Image generation is slow and potentially expensive. Our pipeline caches generated images and scores separately:

Cache structure: prompts/.cache/{preset}/ with generated images and score files per iteration.

Cost breakdown

For a single preset optimization (15 iterations, 3 test photos):

Component Cost per iteration Total (15 iterations)
Gemini generation (3 photos) ~$0.05 ~$0.75
Claude Sonnet scoring (6 criteria x 3 photos) ~$0.15 ~$2.25
Total ~$0.20 ~$3.00

Across all 7 presets: roughly $20 in API costs. Compare that to the dozens of hours manual optimization would require - and the inconsistent results it would produce.

The Tooling

Each preset has its own eval.py that imports shared modules:

prompts/
├── shared/           # Shared eval modules
├── family/
│   ├── eval.py       # Warm-family preset evaluator
│   └── history/      # Each iteration's prompt + generated images
├── ceremony/
│   ├── eval.py
│   └── history/
└── .cache/           # Cached generations and scores

Running an eval:

# Full run: generate + score
python3 prompts/family/eval.py --verbose

# Re-score cached results only (no generation)
python3 prompts/family/eval.py --skip-generate --verbose

Each run takes 2-3 minutes. The --verbose flag shows per-criterion, per-photo scores so you can see exactly what improved and what didn't.

What We're Building Next

Automated prompt mutation. Currently a human decides what to change each iteration. We're building a closed-loop version where Claude suggests prompt edits based on the previous iteration's per-criterion failures - so the system can run 50+ iterations overnight without human intervention. Early tests show it finds the same optimizations a human would, plus a few we wouldn't have tried.

Cross-model benchmarking. When a new image generation model drops, we want to run our entire test suite against it automatically. Instead of "does this new model look better?", we get a score comparison across every preset and every criterion. We've already used this approach to compare Gemini model versions - it takes 20 minutes to benchmark a new model across all 7 presets.


The prompt engineering behind EternalFrame isn't guesswork - it's the direct output of this automated research pipeline. Every improvement our eval system finds ships straight to the app. If you're curious what 15 iterations of automated optimization looks like in practice, try a free restoration at eternalframe.app/try and see for yourself.

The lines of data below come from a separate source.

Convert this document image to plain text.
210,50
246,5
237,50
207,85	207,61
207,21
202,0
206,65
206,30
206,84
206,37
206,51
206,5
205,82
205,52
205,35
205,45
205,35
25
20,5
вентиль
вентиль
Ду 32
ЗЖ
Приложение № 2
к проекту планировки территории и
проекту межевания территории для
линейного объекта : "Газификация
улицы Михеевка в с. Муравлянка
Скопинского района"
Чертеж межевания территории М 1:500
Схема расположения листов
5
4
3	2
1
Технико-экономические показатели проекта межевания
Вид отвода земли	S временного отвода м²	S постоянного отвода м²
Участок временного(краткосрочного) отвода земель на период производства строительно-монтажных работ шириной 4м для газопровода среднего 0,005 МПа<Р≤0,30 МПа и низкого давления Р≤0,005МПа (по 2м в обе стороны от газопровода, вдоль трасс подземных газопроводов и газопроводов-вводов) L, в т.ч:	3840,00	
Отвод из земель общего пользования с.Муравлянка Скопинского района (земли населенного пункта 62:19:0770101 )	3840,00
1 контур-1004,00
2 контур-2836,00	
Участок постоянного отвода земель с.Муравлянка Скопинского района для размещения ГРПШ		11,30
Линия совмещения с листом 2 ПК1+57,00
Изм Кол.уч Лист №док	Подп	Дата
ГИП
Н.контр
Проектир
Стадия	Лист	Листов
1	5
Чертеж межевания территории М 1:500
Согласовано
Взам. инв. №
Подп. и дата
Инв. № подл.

See these findings in action

EternalFrame is built on thousands of hours of AI photo restoration research. Try it yourself.

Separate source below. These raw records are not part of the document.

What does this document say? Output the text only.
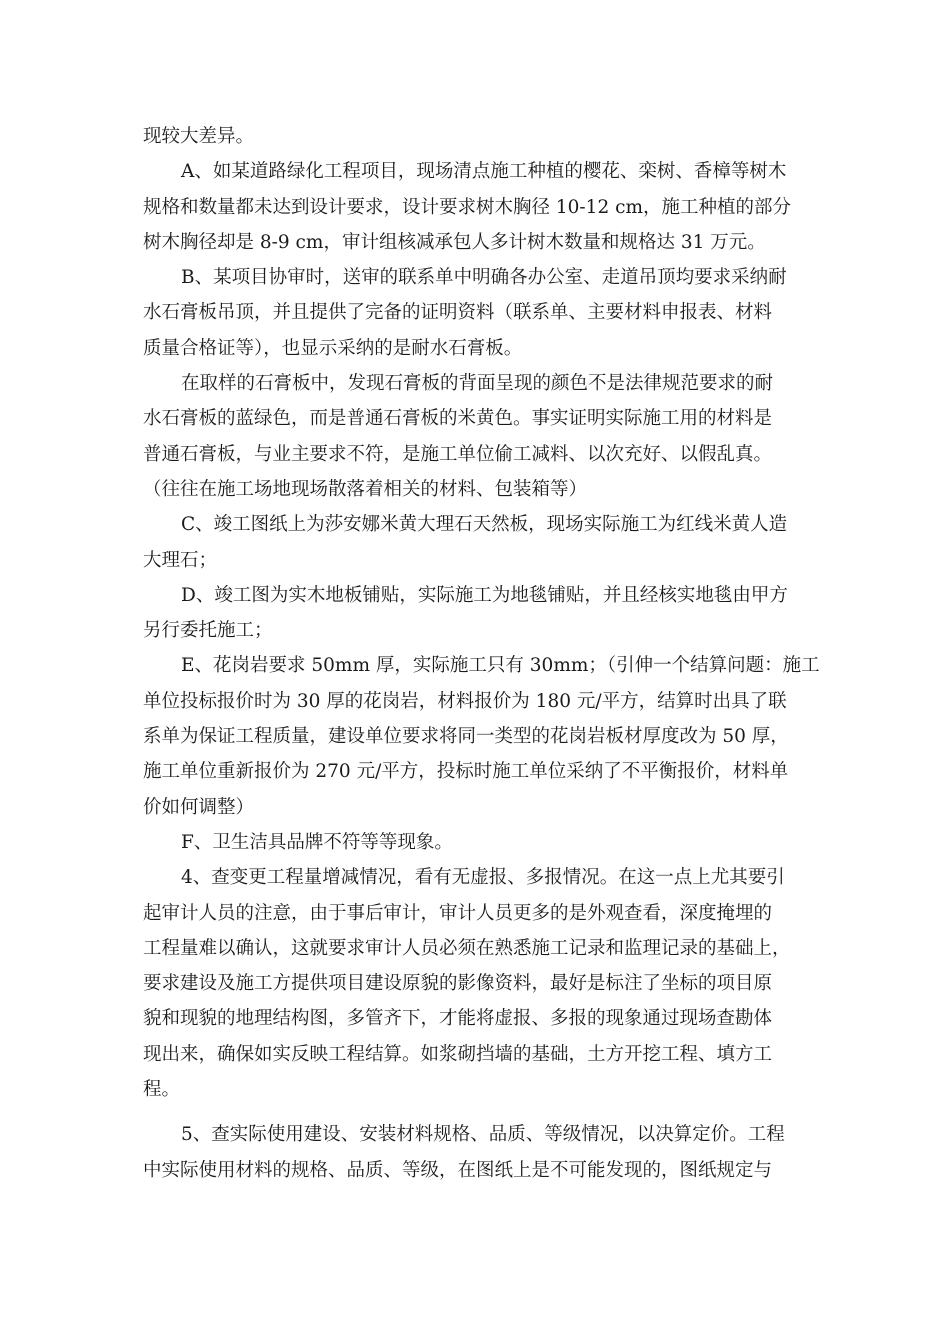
现较大差异。
A、如某道路绿化工程项目，现场清点施工种植的樱花、栾树、香樟等树木
规格和数量都未达到设计要求，设计要求树木胸径 10-12 cm，施工种植的部分
树木胸径却是 8-9 cm，审计组核减承包人多计树木数量和规格达 31 万元。
B、某项目协审时，送审的联系单中明确各办公室、走道吊顶均要求采纳耐
水石膏板吊顶，并且提供了完备的证明资料（联系单、主要材料申报表、材料
质量合格证等），也显示采纳的是耐水石膏板。
在取样的石膏板中，发现石膏板的背面呈现的颜色不是法律规范要求的耐
水石膏板的蓝绿色，而是普通石膏板的米黄色。事实证明实际施工用的材料是
普通石膏板，与业主要求不符，是施工单位偷工减料、以次充好、以假乱真。
（往往在施工场地现场散落着相关的材料、包装箱等）
C、竣工图纸上为莎安娜米黄大理石天然板，现场实际施工为红线米黄人造
大理石；
D、竣工图为实木地板铺贴，实际施工为地毯铺贴，并且经核实地毯由甲方
另行委托施工；
E、花岗岩要求 50mm 厚，实际施工只有 30mm；（引伸一个结算问题：施工
单位投标报价时为 30 厚的花岗岩，材料报价为 180 元/平方，结算时出具了联
系单为保证工程质量，建设单位要求将同一类型的花岗岩板材厚度改为 50 厚，
施工单位重新报价为 270 元/平方，投标时施工单位采纳了不平衡报价，材料单
价如何调整）
F、卫生洁具品牌不符等等现象。
4、查变更工程量增减情况，看有无虚报、多报情况。在这一点上尤其要引
起审计人员的注意，由于事后审计，审计人员更多的是外观查看，深度掩埋的
工程量难以确认，这就要求审计人员必须在熟悉施工记录和监理记录的基础上，
要求建设及施工方提供项目建设原貌的影像资料，最好是标注了坐标的项目原
貌和现貌的地理结构图，多管齐下，才能将虚报、多报的现象通过现场查勘体
现出来，确保如实反映工程结算。如浆砌挡墙的基础，土方开挖工程、填方工
程。
5、查实际使用建设、安装材料规格、品质、等级情况，以决算定价。工程
中实际使用材料的规格、品质、等级，在图纸上是不可能发现的，图纸规定与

Frequently Asked Questions

What is autoresearch for AI prompts?
Autoresearch is an automated loop that edits a prompt, evaluates the output against test cases, keeps improvements via git commit, discards failures via git reset, and repeats. It turns prompt optimization from manual trial-and-error into systematic engineering.
How do you evaluate AI photo restoration quality automatically?
We use a two-model pipeline: Gemini creates the restoration, and Claude Sonnet evaluates the result against binary YES/NO criteria like face preservation, lighting quality, and sharpness. Each criterion is scored across multiple test photos, producing a numeric score tracked across iterations.
Can you use an LLM to judge image quality?
Yes. Vision-capable LLMs like Claude can evaluate images against specific criteria with reasonable consistency. The key is using binary YES/NO criteria rather than subjective scales, testing across multiple representative images to reduce variance, and running enough iterations to distinguish signal from noise.
How many prompt iterations does it take to optimize AI image generation?
In our experience, 10-15 iterations per preset before scores plateau. Early iterations produce large gains (removing obviously harmful parameters), while later iterations produce smaller refinements. Significant run-to-run variance in generative models means you need 3+ test images per iteration to get reliable signal.
How much does automated prompt evaluation cost?
Each iteration costs roughly $0.15-0.30 in API calls - about $0.05 per Gemini generation across 3 test photos plus $0.10-0.15 for Claude Sonnet vision scoring. A full 15-iteration optimization run costs under $5, which is trivial compared to the hours of manual testing it replaces.